Solution: Save only a subset of activations (checkpoints) and recompute the rest during backpropagation. This trades compute time for memory.
from torch.utils.checkpoint import checkpoint
class MyModel(nn.Module):
def forward(self, x):
# Use checkpointing for memory-heavy blocks
x = checkpoint(self.heavy_block1, x, use_reentrant=False)

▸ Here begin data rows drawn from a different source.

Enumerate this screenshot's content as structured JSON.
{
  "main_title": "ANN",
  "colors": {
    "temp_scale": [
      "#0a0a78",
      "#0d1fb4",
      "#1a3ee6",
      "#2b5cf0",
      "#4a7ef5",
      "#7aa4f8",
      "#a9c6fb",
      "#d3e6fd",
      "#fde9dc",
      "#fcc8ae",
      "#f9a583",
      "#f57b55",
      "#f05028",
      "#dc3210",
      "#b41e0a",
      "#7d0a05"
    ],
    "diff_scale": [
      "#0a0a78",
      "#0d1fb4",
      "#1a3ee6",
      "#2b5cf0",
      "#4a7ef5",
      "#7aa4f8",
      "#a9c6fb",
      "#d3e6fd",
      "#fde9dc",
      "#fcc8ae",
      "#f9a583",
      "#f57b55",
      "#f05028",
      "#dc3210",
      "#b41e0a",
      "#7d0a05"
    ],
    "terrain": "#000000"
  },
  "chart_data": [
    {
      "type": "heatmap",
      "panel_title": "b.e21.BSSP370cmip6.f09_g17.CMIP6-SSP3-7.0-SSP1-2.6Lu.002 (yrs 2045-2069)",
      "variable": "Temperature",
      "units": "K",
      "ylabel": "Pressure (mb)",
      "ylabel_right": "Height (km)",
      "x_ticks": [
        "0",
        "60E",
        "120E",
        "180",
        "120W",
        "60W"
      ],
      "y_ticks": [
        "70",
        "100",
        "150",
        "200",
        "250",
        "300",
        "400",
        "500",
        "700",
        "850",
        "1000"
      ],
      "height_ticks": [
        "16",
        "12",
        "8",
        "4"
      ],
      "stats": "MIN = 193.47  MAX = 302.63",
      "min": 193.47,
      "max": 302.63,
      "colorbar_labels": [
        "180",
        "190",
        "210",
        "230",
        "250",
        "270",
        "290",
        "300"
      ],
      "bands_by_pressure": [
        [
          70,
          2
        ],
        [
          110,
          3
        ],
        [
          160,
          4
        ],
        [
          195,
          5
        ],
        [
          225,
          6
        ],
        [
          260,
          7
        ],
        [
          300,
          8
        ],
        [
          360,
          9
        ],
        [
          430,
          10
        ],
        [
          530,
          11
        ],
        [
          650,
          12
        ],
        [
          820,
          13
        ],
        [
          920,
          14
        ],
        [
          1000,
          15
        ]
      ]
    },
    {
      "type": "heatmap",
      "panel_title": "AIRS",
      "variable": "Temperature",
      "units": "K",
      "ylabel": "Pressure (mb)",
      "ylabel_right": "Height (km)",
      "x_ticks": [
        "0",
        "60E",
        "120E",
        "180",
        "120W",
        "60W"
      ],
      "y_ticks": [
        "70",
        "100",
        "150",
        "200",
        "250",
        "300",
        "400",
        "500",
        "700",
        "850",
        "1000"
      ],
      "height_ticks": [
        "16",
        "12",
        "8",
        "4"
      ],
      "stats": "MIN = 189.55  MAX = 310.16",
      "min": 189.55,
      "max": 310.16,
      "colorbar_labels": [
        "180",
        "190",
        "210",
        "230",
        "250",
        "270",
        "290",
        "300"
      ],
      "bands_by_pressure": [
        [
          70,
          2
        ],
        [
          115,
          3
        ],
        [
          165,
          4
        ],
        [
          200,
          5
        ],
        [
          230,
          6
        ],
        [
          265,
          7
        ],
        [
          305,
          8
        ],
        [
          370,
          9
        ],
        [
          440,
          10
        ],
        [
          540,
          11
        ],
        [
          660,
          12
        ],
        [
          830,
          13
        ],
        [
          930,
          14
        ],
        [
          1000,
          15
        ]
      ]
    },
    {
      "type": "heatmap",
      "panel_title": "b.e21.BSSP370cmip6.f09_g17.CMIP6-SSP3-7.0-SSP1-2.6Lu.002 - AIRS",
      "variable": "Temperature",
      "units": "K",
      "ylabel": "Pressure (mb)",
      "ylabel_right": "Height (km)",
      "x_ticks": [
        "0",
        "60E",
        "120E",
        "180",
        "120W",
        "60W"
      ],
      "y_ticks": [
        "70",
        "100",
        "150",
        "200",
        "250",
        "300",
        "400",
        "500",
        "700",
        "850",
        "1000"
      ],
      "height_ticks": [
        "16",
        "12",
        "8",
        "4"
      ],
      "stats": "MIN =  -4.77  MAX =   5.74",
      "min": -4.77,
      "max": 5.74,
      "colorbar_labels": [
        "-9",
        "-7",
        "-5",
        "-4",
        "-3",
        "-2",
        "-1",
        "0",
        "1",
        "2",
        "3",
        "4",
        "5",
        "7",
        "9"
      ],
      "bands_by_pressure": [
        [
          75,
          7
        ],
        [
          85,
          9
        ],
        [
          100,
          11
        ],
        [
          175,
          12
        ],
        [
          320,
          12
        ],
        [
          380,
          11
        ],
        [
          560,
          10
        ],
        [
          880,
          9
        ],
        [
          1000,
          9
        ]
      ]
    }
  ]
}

x = checkpoint(self.heavy_block2, x, use_reentrant=False)
return x
Effect: Memory drops from \(O(L)\) (where \(L\) is the number of layers) to \(O(\sqrt{L})\), at the cost of approximately 33% additional computation.
Mixed Precision Training
Using FP16/BF16 instead of FP32 can halve memory usage and accelerate computation:
scaler = torch.amp.GradScaler() # prevents FP16 underflow
for data, target in loader:
optimizer.zero_grad()
with torch.amp.autocast(device_type='cuda', dtype=torch.float16):
output = model(data)
loss = criterion(output, target)
scaler.scale(loss).backward()
scaler.step(optimizer)
scaler.update()
BF16 vs. FP16:
- FP16: Higher precision but smaller dynamic range; requires loss scaling
- BF16: Same dynamic range as FP32; no loss scaling needed, but slightly lower precision
- On modern GPUs (A100/H100), BF16 is recommended